Yeah, I was vague. Sort of intentionally, because I don't like to make anyone feel uncomfortable.
So here's the deal:
When I was little, I developed a huge fear of being kidnapped. It kept me up at night, it kept me constantly vigilant and fearful. It's important to note that I grew up in very safe and peaceful rural suburbia. Nevertheless, instead of sitting on the backseat of my mom's Jeep Cherokee, I sat behind the driver's seat, on the floor. I was afraid that if the kidnappers saw me, they'd come after me and hurt my mom in the process. I wasn't quite as scared when my dad was in the car, too, but I still regarded every car we passed or that passed us with wariness and suspicion. This couldn't have been normal - an otherwise healthy 8 year old with so little trust in the world - but that's how it was. I got over it eventually, though I still imagined horrible harm with a weird clarity. Driving home from a friend's house at 16, I was so worried about a driver behind me (I thought he was following me so he could run me off the road and kill me) that I called 911. Of course the guy wasn't following me, but that wasn't the last time I called 911 with such concerns.

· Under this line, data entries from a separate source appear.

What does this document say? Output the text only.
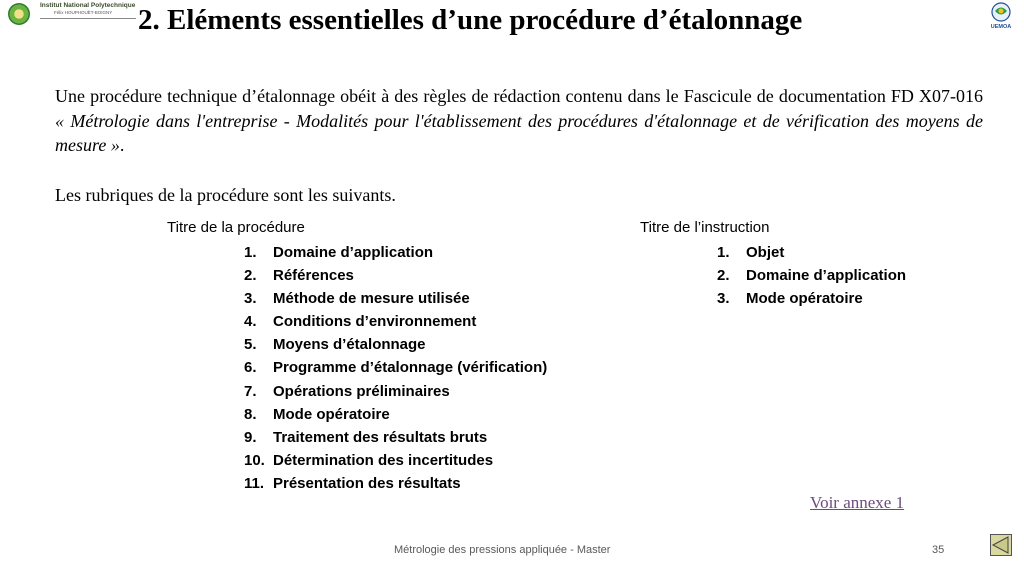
Institut National Polytechnique
Félix HOUPHOUËT-BOIGNY
UEMOA
2. Eléments essentielles d’une procédure d’étalonnage

Une procédure technique d’étalonnage obéit à des règles de rédaction contenu dans le Fascicule de documentation FD X07-016 « Métrologie dans l'entreprise - Modalités pour l'établissement des procédures d'étalonnage et de vérification des moyens de mesure ».

Les rubriques de la procédure sont les suivants.

Titre de la procédure
1. Domaine d’application
2. Références
3. Méthode de mesure utilisée
4. Conditions d’environnement
5. Moyens d’étalonnage
6. Programme d’étalonnage (vérification)
7. Opérations préliminaires
8. Mode opératoire
9. Traitement des résultats bruts
10. Détermination des incertitudes
11. Présentation des résultats
Titre de l’instruction
1. Objet
2. Domaine d’application
3. Mode opératoire
Voir annexe 1
Métrologie des pressions appliquée - Master	35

After high school I spent a year in Sweden before going to college. After the darkest winter imaginable (though I did see the northern lights at like 4 pm, which was very cool), I was dying for sunlight. I went to the Canary Islands - Fuerteventura - with a friend to recover from the season of endless night. On our last night there, I was walking alone from a restaurant to our hotel and was abducted and assaulted by a coked-out local who'd probably seen me leave. I'm fine - I'm so lucky - but it's not lost on me that I'd spent years fearing what had ultimately come to pass.
That's why the comment about how constant worrying can become a prayer for the negative. The comment about object fixation; it interests me because I think it's very true, and not just in mountain biking.
And as for inner peace, well, when I'm raging inside, I think about this, the siren song of tortured (or, ahem, melodramatic) artists:
"one must still have chaos in oneself to be able to give birth to a dancing star."